Rainer Drephal wählt harte Worte: Wolfgang Hübner, der Fraktionschef der Freien Wähler, „schlachtet die fürchterlichen Ereignisse in Paris aus – und das ist einfach nur widerlich“. Hübner, der am Wochenende zu einem Trauermarsch für die Opfer der Anschläge eingeladen hatte, sei ein „Rechtspopulist“, von dem man sich fernhalten müsse.

Drephals Problem: Viele halten ihn und Wolfgang Hübner für Freunde, zumindest für Parteifreunde.
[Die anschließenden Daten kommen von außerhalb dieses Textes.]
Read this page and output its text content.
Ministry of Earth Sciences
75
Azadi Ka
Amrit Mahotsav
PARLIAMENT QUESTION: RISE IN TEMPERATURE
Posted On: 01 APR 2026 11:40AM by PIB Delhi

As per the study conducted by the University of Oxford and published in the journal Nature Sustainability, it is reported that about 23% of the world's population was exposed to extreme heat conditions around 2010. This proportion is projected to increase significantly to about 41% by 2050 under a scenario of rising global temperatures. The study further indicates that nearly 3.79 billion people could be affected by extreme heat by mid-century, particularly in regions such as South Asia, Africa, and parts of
Denn Rainer Drephal ist Schatzmeister in der Kreisgeschäftsstelle der Freien Wähler Frankfurt. Der Verdacht liegt nahe, dass Wolfgang Hübner als Fraktionsvorsitzender sein politisches Sprachrohr im Römer ist.

Doch weit gefehlt, denn die Struktur bei den Freien Wählern ist komplizierter als bei anderen Parteien. Wolfgang Hübner gehört dem Verein der Freien Wähler an. Er wurde 1994 mit dem Zusatz BFF (Bürger für Frankfurt) gegründet und stellt seitdem die Listen der Freien Wähler für die Kommunalwahl auf.

Von Pegida distanziert

Aus diesem Verein ist Rainer Drephal ausgetreten, um sich von „Hübners Truppe“ – wie er die Fraktion in der Stadtverordnetenversammlung nennt –, zu distanzieren. Sein Mandat im Ortsbeirat 15 (Nieder-Eschbach) hat er zwar behalten. Er sitzt aber als Fraktionsloser in dem Gremium.

Aktiv ist Rainer Drephal in der Partei der Freien Wähler. Diese wurde 2008 gegründet, um die Teilnahme an Landtagswahlen zu ermöglichen. Anders als bei Kommunalwahlen können Vereine dabei keine Kandidaten stellen. Wolfgang Hübner ist in der Partei nicht Mitglied.

In den vergangenen Tagen hat Drephal viel lesen müssen über die Freien Wähler in Frankfurt. Nicht nur über den Trauermarsch, sondern auch über das unverhohlene Werben von Wolfgang Hübner für die Pegida-Demonstrationen in Dresden. Fast immer verzichteten die Medien auf eine Differenzierung zwischen Partei auf der einen und Verein/Römer-Fraktion auf der anderen Seite. So sei der Eindruck entstanden, bei ihm und seinen Parteifreunden handle es sich um Rechtspopulisten, sagt Drephal. Dabei habe sich die Partei der Freien Wähler bereits vor Wochen von Pegida distanziert.

Zuspitzen könnte sich der Konflikt um die doppelten Freien Wähler bei der Kommunalwahl im kommenden Jahr. Drephals Partei will ebenso antreten wie Hübners Verein. Für Drephal steht fest: „Hübner und seine Leute müssen sich umbenennen.“ Zwar gebe es den Verein schon länger als die Partei. Aber Gerichte hätten entschieden, dass „Parteien Vorrang vor Vereinen“ hätten. „Zur Not muss das der Wahlleiter entscheiden“, sagt Drephal.

Ob sich die Fraktion der Freien Wähler einen neuen Namen geben wird, ließ sich am Montag nicht klären. Wolfgang Hübner war nicht zu erreichen.